Ее мужа тоже выписали из реанимации, теперь его переводили в “учреждение хронической реабилитации”. Мы обе знали, что “отделение хронической реабилитации” – то же самое, что брошюры страховых компаний и больничные координаторы именуют попросту хосписами. Но вслух мы этого не говорили. Она хотела, чтобы мужа перевели в одиннадцатикоечное отделение активной реабилитации в нейропсихиатрической больнице университетского медцентра, но его туда не приняли. “Не приняли”, – так она сказала. Ее беспокоило, как она будет добираться до учреждения хронической реабилитации – в наличии имелись койки либо в учреждении возле аэропорта, либо в Чайнатауне, а она не умела водить машину. А у детей работа, серьезная работа, они не смогут возить ее каждый день.
Мы сидели на солнышке.
Я слушала. Она спросила про мою дочь.
Не хотелось признаваться, что мою дочь как раз переводят в одиннадцатикоечное отделение активной реабилитации в нейропсихологии.

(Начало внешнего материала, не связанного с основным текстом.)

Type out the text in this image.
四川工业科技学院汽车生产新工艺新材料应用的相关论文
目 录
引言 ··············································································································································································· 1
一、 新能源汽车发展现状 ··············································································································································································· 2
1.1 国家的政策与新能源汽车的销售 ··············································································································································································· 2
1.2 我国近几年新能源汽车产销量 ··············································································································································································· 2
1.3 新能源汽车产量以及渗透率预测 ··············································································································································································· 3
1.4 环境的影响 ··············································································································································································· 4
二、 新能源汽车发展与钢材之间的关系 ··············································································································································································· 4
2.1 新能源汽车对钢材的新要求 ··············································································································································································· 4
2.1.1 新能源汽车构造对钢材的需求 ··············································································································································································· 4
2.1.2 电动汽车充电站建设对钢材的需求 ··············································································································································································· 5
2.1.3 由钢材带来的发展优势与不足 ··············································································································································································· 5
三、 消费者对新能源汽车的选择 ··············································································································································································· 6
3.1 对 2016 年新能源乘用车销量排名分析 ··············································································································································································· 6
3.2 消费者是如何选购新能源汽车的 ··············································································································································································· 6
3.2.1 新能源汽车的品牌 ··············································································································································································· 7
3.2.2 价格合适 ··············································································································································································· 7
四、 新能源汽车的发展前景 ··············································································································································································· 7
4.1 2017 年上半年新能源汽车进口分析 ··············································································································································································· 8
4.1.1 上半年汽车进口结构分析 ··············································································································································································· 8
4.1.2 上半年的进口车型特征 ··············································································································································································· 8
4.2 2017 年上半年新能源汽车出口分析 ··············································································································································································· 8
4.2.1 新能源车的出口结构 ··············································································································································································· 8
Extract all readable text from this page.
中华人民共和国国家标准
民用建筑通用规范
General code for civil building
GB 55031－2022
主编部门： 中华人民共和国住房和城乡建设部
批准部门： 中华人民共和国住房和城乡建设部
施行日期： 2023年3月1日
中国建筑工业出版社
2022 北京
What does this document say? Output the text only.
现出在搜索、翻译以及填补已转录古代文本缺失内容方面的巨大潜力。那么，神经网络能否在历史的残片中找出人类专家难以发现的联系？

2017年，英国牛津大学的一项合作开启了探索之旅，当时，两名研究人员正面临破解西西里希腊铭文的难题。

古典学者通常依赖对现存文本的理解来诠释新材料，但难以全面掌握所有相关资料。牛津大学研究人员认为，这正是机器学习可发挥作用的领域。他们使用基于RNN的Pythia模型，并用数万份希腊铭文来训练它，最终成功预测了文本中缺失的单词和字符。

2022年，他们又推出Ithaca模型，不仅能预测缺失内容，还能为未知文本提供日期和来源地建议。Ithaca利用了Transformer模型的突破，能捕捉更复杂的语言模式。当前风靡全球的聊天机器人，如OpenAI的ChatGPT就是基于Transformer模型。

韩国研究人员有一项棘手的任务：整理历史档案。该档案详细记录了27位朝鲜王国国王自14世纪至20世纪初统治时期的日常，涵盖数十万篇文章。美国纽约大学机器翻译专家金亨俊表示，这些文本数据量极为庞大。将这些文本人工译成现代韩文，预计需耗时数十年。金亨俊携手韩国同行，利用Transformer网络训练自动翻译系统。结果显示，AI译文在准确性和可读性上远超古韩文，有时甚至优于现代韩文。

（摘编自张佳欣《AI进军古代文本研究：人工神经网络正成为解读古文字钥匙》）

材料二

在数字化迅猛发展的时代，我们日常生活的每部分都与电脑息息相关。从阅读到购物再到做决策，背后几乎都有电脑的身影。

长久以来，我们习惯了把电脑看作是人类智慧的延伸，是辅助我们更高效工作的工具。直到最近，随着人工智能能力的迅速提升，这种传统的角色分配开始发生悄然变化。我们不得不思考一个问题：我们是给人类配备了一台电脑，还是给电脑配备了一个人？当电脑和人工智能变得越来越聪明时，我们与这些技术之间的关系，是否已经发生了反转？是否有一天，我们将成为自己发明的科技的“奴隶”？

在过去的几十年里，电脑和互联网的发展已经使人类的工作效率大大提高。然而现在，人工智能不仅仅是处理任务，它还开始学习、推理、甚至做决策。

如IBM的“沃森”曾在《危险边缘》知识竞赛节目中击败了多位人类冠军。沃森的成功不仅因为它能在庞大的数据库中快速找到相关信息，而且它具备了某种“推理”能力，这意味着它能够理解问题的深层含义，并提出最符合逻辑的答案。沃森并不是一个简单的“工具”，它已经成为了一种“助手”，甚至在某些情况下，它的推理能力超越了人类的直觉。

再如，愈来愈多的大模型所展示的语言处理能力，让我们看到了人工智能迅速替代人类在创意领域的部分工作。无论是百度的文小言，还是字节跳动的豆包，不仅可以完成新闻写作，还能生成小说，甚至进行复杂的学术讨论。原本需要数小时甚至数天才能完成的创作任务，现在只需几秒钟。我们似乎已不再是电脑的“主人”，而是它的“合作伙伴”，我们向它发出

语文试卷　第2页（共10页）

В какой-то момент я заметила, что пытаюсь, словно овчарка, пасти врачей, одному интерну указываю на пролежень, другому напоминаю, что надо взять анализ мочи и проверить, нет ли крови в катетере, настаиваю на допплер-УЗИ, чтобы проверить, отчего болит нога – нет ли тромба, – и когда ультразвук показывает, что у Кинтаны в самом деле формируются тромбы, настырно повторяю: я хочу, чтобы пригласили для консультации специалиста по свертыванию крови. Я написала на бумаге имя специалиста, которого хотела пригласить. Предложила сама позвонить ему. Эти мои хлопоты отнюдь не завоевали мне симпатии молодых людей и девушек, составлявших основной персонал клиники (“Если вы беретесь вести этот случай, прошу меня уволить”, – сказал в итоге один из них), но зато я чувствовала себя менее беспомощной.